In such code a basic block block is simply a sequence of
statements beginning with a label
that contains no branches (other than subroutine
calls) or other labels.
- To preserve control flow information, such compilers
build a directed graph whose nodes are basic blocks
and whose edges represent possible branches between
blocks. This is called a control flow graph.
- Describing a basic block in our intermediate form is
a bit trickier since trees aren't quite as linear as
pseudo-assembly language.
Luckly, since we are only interested in using basic
blocks to identify sequences of straight line code we can take
a simpler approach.
- The approach I want you to imagine depends on two facts:
- All we need to do to apply a local optimization algorithm to basic
blocks is take the code used to do a "standard"
traversal of the syntax tree and figure out where to put the
"initialize various data structures" steps.
- To make this precise, here are sketches of
some pieces of the optimization traversal
code:
void optimizeStmtList( node * slist ) {
visitlist( slist, optimizeStmt, 0);
}
void optimizeStmt( node * stmt ) {
switch (stmt->internal.type ) {
case Nif:
optimizeIf( stmt );
break;
case Nwhile:
...
}
void optimizeIf( node * stmt ) {
optimizeExpr( stmt->internal.child[0] );
startNewBlock();
optimizeStmtList( stmt->internal.child[1] );
startNewBlock();
if ( there is an else part ) {
optimizeStmtList( stmt->internal.child[2]);
startNewBlock();
}
}
- We can also take advantage of the fact that our goal is local
optimization by working with a slightly
looser definition of basic blocks.
- At a point where control branches
we can continue to propagate CSE information down one of the
branches (or both if we are willing to save the state
of the algorithm when we head down the first branch).
We just have to start over again whenever two control
paths joing.
- This leads to the notion of an "extended basic block".
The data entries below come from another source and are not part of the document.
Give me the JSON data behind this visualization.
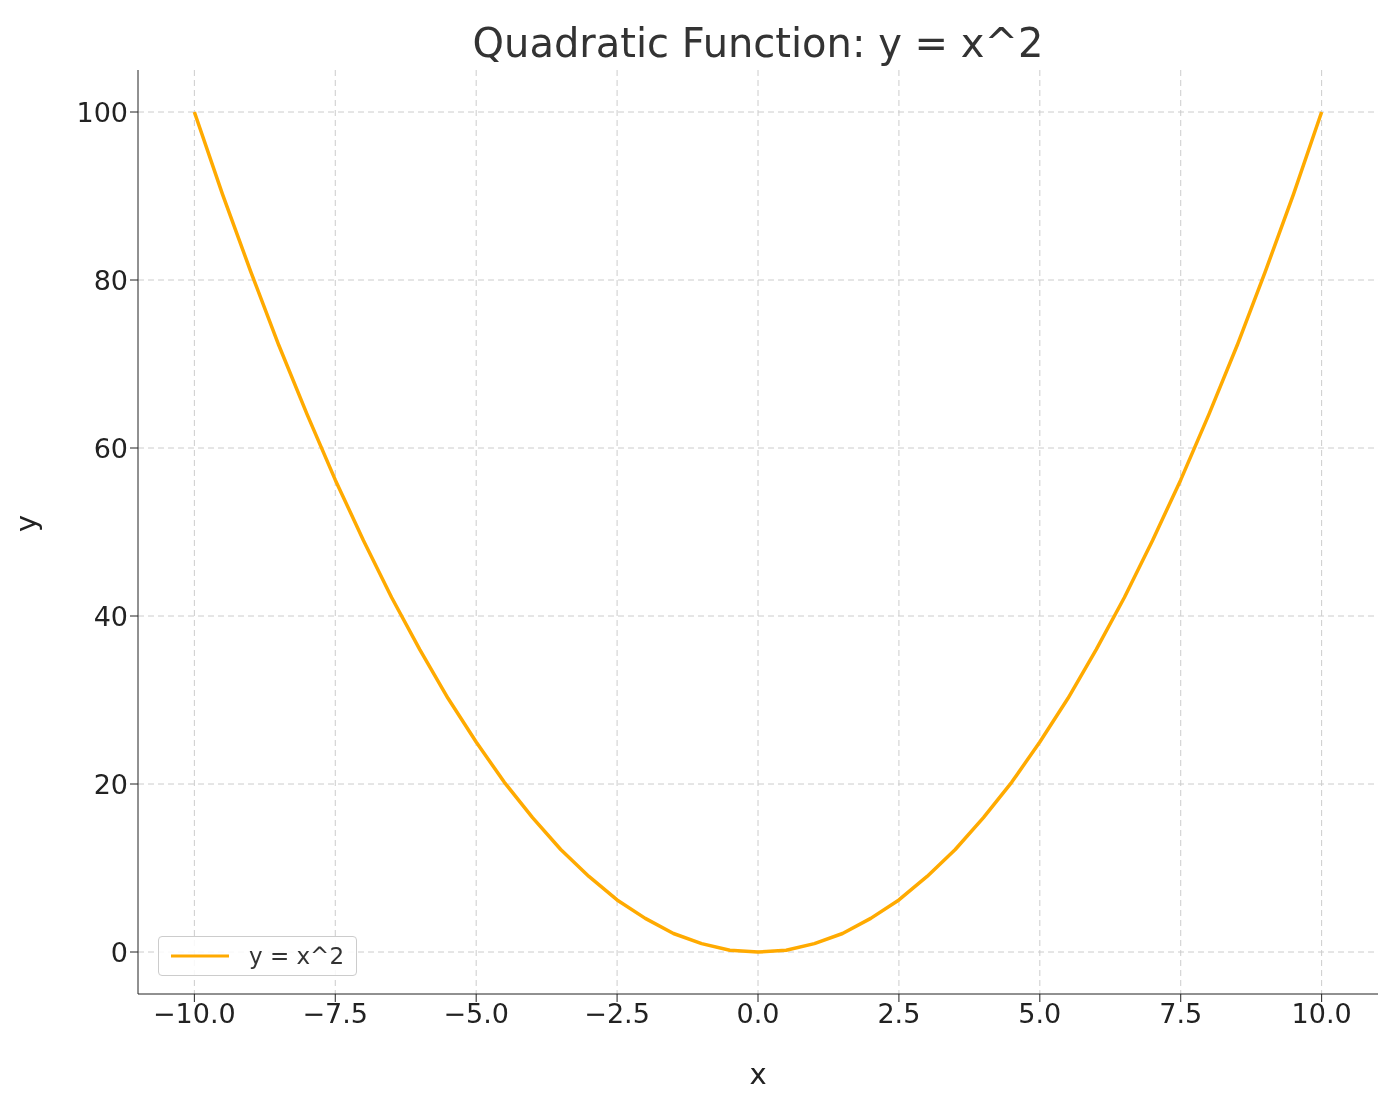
{
  "chart_data": {
    "type": "line",
    "title": "Quadratic Function: y = x^2",
    "xlabel": "x",
    "ylabel": "y",
    "x": [
      -10,
      -9.5,
      -9,
      -8.5,
      -8,
      -7.5,
      -7,
      -6.5,
      -6,
      -5.5,
      -5,
      -4.5,
      -4,
      -3.5,
      -3,
      -2.5,
      -2,
      -1.5,
      -1,
      -0.5,
      0,
      0.5,
      1,
      1.5,
      2,
      2.5,
      3,
      3.5,
      4,
      4.5,
      5,
      5.5,
      6,
      6.5,
      7,
      7.5,
      8,
      8.5,
      9,
      9.5,
      10
    ],
    "series": [
      {
        "name": "y = x^2",
        "color": "#ffaa00",
        "values": [
          100,
          90.2,
          81,
          72.2,
          64,
          56.2,
          49,
          42.2,
          36,
          30.2,
          25,
          20.2,
          16,
          12.2,
          9,
          6.2,
          4,
          2.2,
          1,
          0.2,
          0,
          0.2,
          1,
          2.2,
          4,
          6.2,
          9,
          12.2,
          16,
          20.2,
          25,
          30.2,
          36,
          42.2,
          49,
          56.2,
          64,
          72.2,
          81,
          90.2,
          100
        ]
      }
    ],
    "xlim": [
      -11,
      11
    ],
    "xticks": [
      {
        "value": -10,
        "label": "−10.0"
      },
      {
        "value": -7.5,
        "label": "−7.5"
      },
      {
        "value": -5,
        "label": "−5.0"
      },
      {
        "value": -2.5,
        "label": "−2.5"
      },
      {
        "value": 0,
        "label": "0.0"
      },
      {
        "value": 2.5,
        "label": "2.5"
      },
      {
        "value": 5,
        "label": "5.0"
      },
      {
        "value": 7.5,
        "label": "7.5"
      },
      {
        "value": 10,
        "label": "10.0"
      }
    ],
    "ylim": [
      -5,
      105
    ],
    "yticks": [
      0,
      20,
      40,
      60,
      80,
      100
    ],
    "grid": true,
    "legend": "bottom left",
    "marker": "none",
    "line_style": "solid"
  }
}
- In low-level (assembly language like) intermediate
forms, a extended basic block is a sequence of
statements starting with a label (or the entry
point of a procedure) that includes no other
labels (but may contain branches unlike simple
basic blocks).
- Note that an extended basic block will be the
union of a sequence of basic blocks.
- In our trees, extended basic blocks can be formed
by leaving out the "startNewBlock" except at
points where we know labels may be placed.